Evergreen Ensemble’s evening performance in the beautiful, intimate setting of the Melbourne Recital Centre’s Primrose Potter Salon was both an aural and visual treat. In a program of early music and Scottish tunes which rarely surface in the modern music scene, sounds of wildlife were brought to life with a combination of dynamic expressivity, instrumental flair and extended techniques.
Opening with Bremner’s witty Scottish air, Hit Her on the Bum, the ensemble’s sprightly fiddling set the tone for an unconventionally light-hearted, yet delightful chamber music program to follow. Baroque birds and beasts were then paraded in a performance of Biber’s humorous Sonata violin solo representative.

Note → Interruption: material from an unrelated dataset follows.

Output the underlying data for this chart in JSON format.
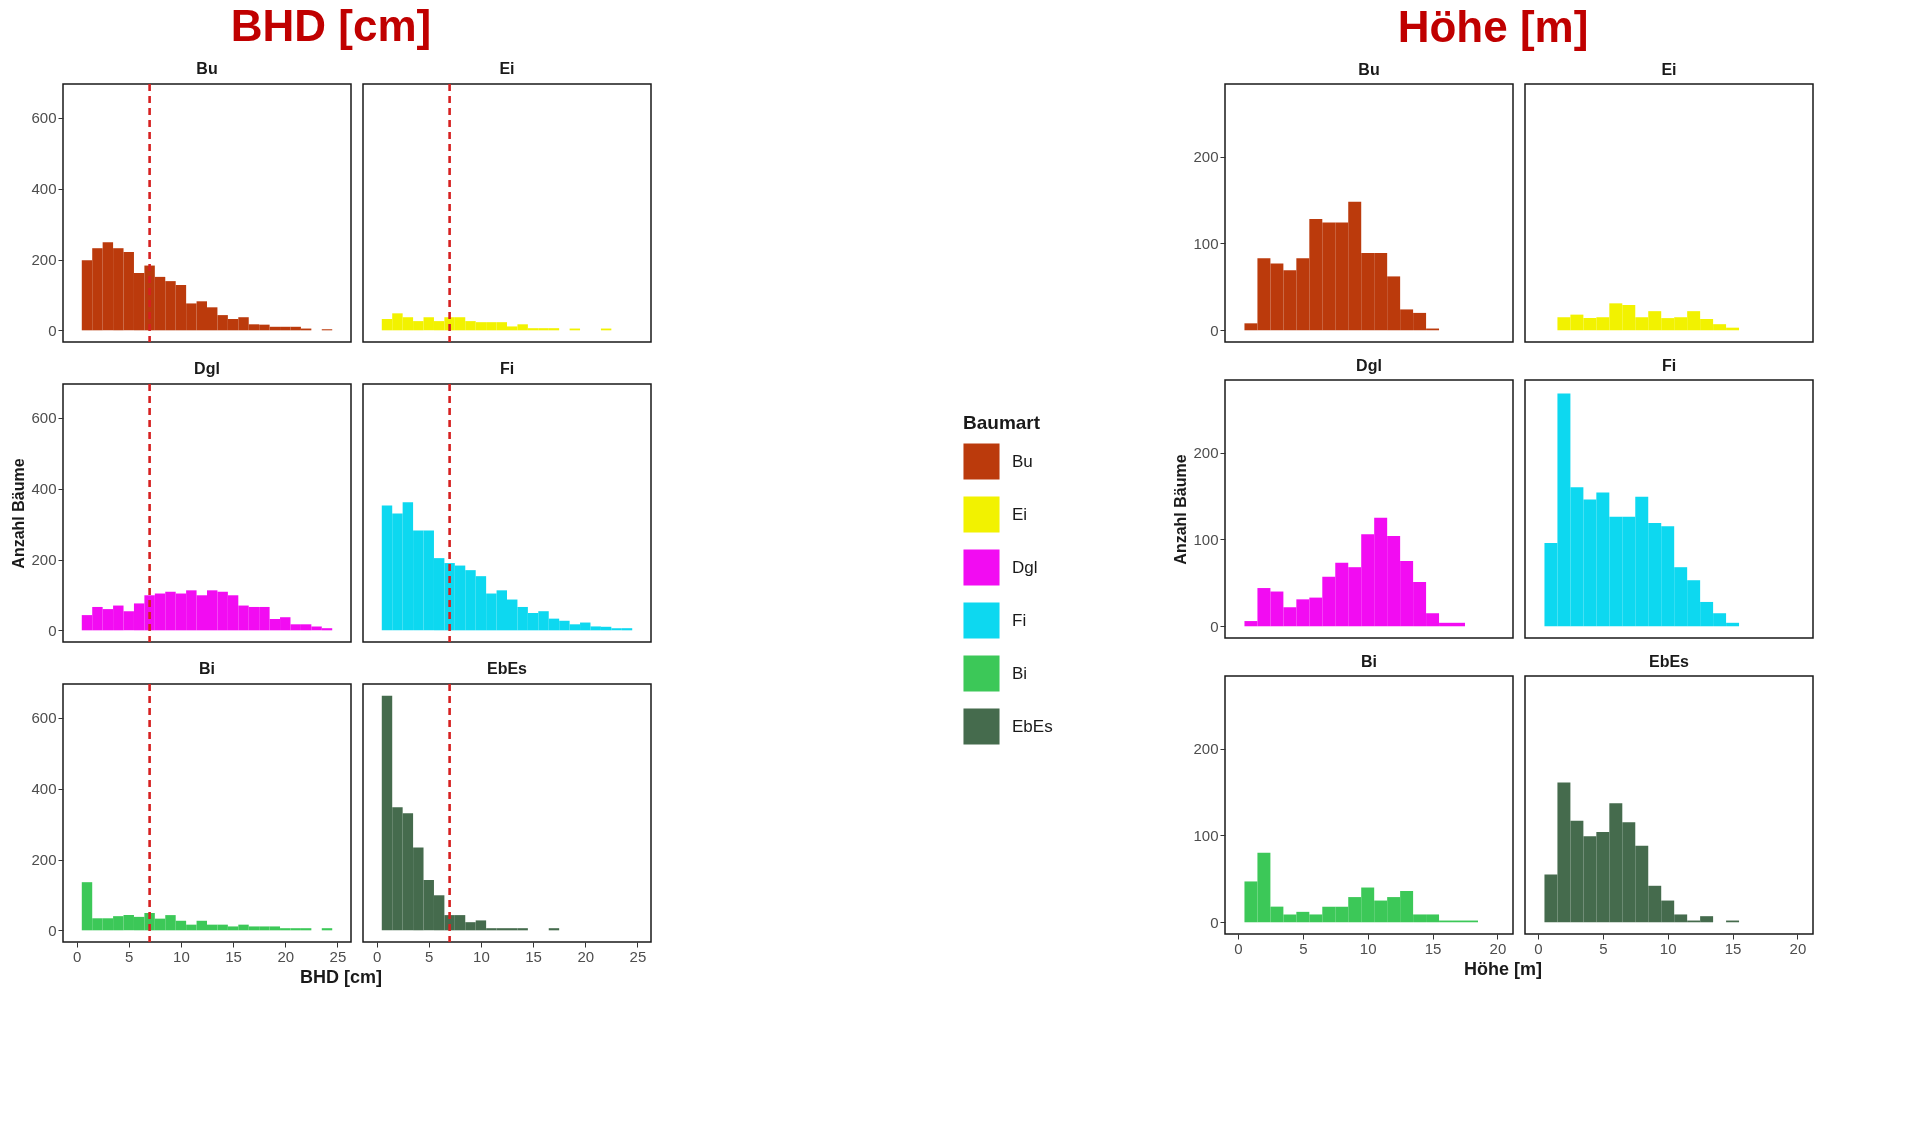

Extended techniques which exhibited the diverse instrumental timbres of each period instrument in the ensemble were adeptly executed to imitate creatures such as a nightingale, cuckoo, frog, hen, quail, and perhaps most amusingly, a meowing cat evoked by simultaneously dissonant violin slides. The baroque violin playing of Shane Lestideau and Ben Dollman was full of zeal and tonal sensitivity throughout the concert, capturing the spirit of folk music with whimsical charm.
Particular highlights of the program were the ensemble’s poignant performances of traditional Scottish tunes, The Seal Woman’s Sea-Joy — based on a Nordic legend — and Phililiu. Legendary scenes were evoked most fittingly in the organic acoustics of the Salon with singing and percussive instrumental effects.
Rounding off the concert with innovative interpretations of canonical repertoire were the ensemble’s performance of Saint-Saëns’ Le Cygne (‘The Swan’) and an abridged version of Vivaldi’s ‘Cuckoo’ Violin Concerto, Op. 6. Natasha Kraemer’s sensitive baroque cello solo accompanied by Nicholas Pollock’s gentle ripples on the theorbo in Le Cygne was a refreshing take on the romantic classic, revealing the undecorated beauty of a piece typically heard with an abundant use of vibrato in the Romantic style. The ensemble’s unique take on Vivaldi’s concerto was imbued with their remarkable flair for crossing genres and performance styles, once again incorporating a range of animal noises as a final salute to the concert theme.